Kelima, Terdapat beberapa kelompok gerakan kebangunan rohani di Nunkolo, Timor Tengah Selatan pada tahun 1943. Antara lain ada kelompok beranggotakan empat orang yang menerima panggilan untuk pergi ke Alor. Kelompok ini tidak berada di bawah koordinasi mama Mnao,  mama Cornelia (istri Pdt. Sine), dan istri Penginjil Lot Hauoni. Penguasa Jepang tidak memberi izin kepada kelompok empat orang itu.

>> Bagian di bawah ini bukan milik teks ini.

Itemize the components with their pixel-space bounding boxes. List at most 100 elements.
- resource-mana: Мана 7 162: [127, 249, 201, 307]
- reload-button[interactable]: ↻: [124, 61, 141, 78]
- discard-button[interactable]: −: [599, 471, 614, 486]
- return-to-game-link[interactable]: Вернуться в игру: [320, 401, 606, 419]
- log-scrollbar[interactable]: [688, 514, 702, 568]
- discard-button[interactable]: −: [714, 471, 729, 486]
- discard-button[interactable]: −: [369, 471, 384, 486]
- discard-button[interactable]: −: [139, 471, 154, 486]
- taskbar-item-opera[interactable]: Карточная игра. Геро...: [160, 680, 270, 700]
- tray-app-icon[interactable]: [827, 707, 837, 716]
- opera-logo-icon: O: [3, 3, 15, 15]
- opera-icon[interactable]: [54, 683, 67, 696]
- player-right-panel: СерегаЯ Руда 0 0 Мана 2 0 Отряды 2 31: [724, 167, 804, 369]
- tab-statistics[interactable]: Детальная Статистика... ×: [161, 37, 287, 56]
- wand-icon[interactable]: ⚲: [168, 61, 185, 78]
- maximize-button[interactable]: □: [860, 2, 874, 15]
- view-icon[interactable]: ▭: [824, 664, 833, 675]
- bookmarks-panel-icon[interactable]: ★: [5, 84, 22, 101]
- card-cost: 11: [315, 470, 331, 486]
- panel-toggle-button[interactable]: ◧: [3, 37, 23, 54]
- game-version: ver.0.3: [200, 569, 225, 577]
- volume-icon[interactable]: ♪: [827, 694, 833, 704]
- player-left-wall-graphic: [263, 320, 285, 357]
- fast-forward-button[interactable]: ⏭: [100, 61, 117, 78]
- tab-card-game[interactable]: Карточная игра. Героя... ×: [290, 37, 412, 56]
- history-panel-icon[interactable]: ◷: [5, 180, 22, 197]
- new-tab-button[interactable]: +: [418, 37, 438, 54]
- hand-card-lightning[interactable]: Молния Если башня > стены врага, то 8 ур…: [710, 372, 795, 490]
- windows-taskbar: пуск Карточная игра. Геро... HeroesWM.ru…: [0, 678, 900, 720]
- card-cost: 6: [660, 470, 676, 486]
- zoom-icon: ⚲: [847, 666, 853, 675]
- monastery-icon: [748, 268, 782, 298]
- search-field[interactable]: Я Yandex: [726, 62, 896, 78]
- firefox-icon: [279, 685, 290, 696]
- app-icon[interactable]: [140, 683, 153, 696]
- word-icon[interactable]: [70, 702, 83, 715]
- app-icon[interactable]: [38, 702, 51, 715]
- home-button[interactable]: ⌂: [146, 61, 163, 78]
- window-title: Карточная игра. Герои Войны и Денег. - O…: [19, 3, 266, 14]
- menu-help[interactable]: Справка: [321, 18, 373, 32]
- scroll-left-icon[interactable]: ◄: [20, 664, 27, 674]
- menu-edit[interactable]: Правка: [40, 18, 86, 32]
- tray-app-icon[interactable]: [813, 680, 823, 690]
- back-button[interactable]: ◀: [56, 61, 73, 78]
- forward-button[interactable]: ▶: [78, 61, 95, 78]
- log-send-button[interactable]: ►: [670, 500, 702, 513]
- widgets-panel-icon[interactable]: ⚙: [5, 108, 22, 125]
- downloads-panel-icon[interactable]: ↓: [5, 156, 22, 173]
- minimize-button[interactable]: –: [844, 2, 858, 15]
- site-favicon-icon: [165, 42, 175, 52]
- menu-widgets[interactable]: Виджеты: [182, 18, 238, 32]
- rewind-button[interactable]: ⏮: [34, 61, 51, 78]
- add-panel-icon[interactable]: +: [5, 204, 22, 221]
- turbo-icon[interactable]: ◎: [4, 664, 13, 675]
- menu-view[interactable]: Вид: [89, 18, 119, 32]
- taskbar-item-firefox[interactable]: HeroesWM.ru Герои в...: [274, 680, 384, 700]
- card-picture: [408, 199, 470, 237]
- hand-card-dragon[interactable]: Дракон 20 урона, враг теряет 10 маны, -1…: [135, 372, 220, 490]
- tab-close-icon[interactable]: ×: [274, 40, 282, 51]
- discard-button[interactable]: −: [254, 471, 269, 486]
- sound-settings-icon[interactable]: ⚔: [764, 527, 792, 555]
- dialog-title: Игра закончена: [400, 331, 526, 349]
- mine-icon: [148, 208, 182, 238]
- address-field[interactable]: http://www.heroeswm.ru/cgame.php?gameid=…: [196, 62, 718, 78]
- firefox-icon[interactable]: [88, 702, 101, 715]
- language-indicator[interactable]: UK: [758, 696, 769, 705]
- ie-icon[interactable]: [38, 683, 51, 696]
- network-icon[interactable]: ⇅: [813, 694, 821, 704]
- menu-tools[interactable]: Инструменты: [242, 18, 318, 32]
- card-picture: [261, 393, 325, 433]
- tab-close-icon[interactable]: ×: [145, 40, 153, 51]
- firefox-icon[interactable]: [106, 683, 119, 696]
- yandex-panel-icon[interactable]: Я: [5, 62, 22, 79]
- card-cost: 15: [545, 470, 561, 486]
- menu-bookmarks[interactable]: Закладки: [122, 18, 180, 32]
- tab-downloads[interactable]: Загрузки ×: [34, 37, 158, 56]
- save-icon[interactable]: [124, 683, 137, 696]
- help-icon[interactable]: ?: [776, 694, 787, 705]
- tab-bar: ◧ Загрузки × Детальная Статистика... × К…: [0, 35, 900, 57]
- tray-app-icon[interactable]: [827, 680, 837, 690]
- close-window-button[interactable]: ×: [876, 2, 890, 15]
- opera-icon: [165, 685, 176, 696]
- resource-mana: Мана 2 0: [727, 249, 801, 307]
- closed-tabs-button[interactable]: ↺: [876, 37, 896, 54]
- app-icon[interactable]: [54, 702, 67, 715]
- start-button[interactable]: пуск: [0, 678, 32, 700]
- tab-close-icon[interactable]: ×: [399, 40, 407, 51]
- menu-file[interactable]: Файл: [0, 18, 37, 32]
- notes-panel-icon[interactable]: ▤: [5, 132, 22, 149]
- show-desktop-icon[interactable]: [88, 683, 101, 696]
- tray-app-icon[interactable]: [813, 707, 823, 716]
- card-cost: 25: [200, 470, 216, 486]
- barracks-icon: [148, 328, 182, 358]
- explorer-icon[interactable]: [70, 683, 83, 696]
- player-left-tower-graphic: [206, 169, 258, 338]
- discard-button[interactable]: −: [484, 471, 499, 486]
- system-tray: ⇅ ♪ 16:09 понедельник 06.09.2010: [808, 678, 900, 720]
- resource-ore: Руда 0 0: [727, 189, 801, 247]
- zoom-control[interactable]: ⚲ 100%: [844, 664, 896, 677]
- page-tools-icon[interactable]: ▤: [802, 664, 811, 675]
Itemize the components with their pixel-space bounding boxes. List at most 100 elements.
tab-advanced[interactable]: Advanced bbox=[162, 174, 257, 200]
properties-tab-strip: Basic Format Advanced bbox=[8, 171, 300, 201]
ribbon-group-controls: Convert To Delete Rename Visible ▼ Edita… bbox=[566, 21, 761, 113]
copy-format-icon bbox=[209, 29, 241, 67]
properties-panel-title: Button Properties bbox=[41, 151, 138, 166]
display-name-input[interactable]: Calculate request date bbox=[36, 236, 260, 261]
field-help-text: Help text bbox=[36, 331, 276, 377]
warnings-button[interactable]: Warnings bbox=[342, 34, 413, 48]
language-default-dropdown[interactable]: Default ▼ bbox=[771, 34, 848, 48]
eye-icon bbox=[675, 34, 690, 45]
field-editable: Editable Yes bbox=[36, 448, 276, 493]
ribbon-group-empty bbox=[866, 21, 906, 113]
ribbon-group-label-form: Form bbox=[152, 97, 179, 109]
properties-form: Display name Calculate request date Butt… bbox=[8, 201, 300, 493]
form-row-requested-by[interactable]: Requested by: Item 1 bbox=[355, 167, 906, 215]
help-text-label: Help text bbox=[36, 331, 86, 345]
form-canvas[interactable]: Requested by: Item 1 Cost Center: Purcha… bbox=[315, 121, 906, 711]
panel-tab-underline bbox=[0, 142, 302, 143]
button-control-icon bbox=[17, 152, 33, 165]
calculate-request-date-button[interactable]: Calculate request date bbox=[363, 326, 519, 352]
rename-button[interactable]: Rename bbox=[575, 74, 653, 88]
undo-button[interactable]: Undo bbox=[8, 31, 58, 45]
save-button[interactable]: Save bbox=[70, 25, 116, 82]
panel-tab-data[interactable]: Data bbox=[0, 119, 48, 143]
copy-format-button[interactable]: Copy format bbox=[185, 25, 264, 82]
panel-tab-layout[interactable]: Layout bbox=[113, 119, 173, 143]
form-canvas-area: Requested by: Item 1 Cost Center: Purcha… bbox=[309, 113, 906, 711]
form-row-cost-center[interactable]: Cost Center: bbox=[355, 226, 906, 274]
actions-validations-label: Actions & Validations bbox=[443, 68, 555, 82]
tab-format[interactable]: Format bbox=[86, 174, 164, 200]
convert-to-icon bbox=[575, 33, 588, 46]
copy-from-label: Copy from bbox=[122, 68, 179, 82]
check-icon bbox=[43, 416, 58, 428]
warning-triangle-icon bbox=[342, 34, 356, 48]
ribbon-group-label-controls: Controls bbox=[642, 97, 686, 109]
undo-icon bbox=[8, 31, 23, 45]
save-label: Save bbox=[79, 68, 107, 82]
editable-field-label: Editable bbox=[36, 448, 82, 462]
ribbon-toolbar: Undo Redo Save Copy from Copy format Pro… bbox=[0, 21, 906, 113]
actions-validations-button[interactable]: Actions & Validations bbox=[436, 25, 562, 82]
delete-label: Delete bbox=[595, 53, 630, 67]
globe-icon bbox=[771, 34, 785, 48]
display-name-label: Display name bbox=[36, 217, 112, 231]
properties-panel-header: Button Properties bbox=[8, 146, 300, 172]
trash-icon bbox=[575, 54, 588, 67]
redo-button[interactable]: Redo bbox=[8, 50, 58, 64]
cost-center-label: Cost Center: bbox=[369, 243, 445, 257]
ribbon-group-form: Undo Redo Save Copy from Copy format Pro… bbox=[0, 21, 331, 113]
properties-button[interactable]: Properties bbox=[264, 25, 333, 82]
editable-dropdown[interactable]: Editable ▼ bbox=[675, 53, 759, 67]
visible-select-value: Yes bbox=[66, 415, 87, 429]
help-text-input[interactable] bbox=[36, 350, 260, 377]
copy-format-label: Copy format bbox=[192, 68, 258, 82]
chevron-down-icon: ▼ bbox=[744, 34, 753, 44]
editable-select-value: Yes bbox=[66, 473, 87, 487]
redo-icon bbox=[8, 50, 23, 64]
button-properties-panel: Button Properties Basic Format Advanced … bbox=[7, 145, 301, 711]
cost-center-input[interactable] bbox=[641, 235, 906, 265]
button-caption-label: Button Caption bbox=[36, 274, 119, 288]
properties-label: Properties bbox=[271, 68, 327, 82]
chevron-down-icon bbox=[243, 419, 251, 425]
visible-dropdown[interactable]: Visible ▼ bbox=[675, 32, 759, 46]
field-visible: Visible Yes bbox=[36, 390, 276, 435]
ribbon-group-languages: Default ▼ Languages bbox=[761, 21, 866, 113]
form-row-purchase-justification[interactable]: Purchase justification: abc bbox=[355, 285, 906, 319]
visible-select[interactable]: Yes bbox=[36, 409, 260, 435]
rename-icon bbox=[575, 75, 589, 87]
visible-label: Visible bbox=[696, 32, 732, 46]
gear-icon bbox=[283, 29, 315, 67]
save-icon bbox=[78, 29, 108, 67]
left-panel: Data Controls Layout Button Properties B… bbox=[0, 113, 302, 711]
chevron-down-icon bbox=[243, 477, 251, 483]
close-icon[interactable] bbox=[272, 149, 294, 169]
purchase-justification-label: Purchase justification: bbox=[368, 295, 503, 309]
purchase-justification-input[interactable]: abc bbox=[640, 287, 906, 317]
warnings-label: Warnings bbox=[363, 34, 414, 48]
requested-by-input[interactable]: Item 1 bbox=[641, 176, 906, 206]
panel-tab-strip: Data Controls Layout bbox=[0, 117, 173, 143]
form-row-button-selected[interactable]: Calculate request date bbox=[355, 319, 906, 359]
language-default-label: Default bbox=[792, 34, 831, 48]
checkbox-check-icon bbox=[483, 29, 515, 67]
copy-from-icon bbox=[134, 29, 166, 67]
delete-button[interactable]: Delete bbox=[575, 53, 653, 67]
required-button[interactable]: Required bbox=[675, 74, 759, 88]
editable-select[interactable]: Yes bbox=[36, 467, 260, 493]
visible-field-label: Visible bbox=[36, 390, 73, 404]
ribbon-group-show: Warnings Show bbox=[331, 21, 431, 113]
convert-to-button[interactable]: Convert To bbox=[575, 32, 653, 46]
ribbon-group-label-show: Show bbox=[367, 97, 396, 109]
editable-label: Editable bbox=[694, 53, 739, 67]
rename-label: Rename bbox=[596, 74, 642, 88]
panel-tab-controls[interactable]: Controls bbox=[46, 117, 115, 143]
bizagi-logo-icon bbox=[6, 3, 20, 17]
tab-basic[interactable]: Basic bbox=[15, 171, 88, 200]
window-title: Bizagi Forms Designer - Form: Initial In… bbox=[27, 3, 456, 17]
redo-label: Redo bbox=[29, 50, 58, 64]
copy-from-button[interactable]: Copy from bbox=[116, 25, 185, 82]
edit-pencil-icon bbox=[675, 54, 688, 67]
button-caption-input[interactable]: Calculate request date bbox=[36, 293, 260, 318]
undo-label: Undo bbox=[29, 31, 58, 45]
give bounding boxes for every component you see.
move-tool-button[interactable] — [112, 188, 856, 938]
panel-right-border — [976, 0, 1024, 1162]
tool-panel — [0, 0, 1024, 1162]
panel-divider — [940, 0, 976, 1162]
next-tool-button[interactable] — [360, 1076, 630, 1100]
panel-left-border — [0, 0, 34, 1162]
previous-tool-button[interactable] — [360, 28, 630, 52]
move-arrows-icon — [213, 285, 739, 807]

Mereka kemudian berhasil meloloskan diri dari pengawasan Jepang di Soe, Timor Tengah Selatan, lalu ke Kupang untuk mencari perahu ke Alor. Namun penguasa Jepang di Kupang berhasil menangkap mereka dan menyerahkan mereka kepada raja Kupang. Raja Kupang mengatakan kepada penguasa Jepang bahwa keempat orang yang tergabung dalam gerakan kebangunan rohani  itu bukan orang-orang jahat, bukan orang berbahaya, sehingga mereka tidak ditahan, melainkan dipulangkan ke Nunkolo. Ada pula kelompok yang beranggotakan delapan orang pergi ke Menu, sebuah kampung dekat pantai, akan tetapi mereka tidak memperoleh peluang untuk melakukan aktivitas kebangunan rohani di tempat itu. Di samping itu ada kelompok yang beranggotakan sembilan orang, pergi ke Manufui, akan tetapi ditolak oleh Majelis Jemaat Manufui sebagaimana  diwedarkan di atas.

Keenam, Semua anggota gerakan kebangunan rohani di Nunkolo tidak melakukan mukjizat penyembuhan orang sakit dan sebagainya. Mereka hanya bersaksi menurut gerakan roh yang menuntun mereka untuk berbicara. Yang menonjol dalam aktivitas mereka ialah: berdoa, menyanyi memuji Tuhan; bersaksi, mendesak orang agar tidak menyembah berhala, membuang semua benda yang berkekuatan gaib; menganjurkan orang untuk tidak minum alkohol; menuntun orang untuk menjadi kristen; serta mendorong setiap orang untuk rajin menghadiri kebaktian di gereja.

Ketujuh, Mukjizat kesembuhan hanya terjadi pada dua orang anak mama Mnao dan suaminya Simon Mnao, yaitu: ketika mama Mnao dan Simon Mnao selesai berdoa bersama, anak mereka yang masih berusia bayi yang sakit parah langsung sembuh pada saat itu, dan seorang anak mereka yang menderita luka borok dan penyakit gatal kulit mengalami kesembuhan pada hari ketiga (baca wedaran butir 2 di atas).

Kedelapan, Khusus bagi mama Mnao, ketika suara yang menuntunnya sangat kuat, ia mengalami ekstase, dan dalam keadaan ekstase ia mengucapkan apa yang dikatakan oleh suara yang menuntunnya.

Kesembilan, Kesaksian pribadi: “Aku adalah Yesus”; “Aku adalah Roh Kudus”; dan “Aku adalah Allah” yang dikemukakan oleh tiga orang perempuan yang memimpin kelompok gerakan kebangunan rohani ke Manufui untuk berbakti  bersama  Jemaat Gereja Manufui (baca wedaran butir 7. hlm.6 di atas), patut diuji: apakah kesaksian pribadi itu berasal dari tuntunan Roh Kudus, atau roh kedagingan, atau roh kegelapan!? Dalam konteks ini,  2 Korintus 11:13 – 15 dan 1 Yohanes 4:1a  patut diperhatikan.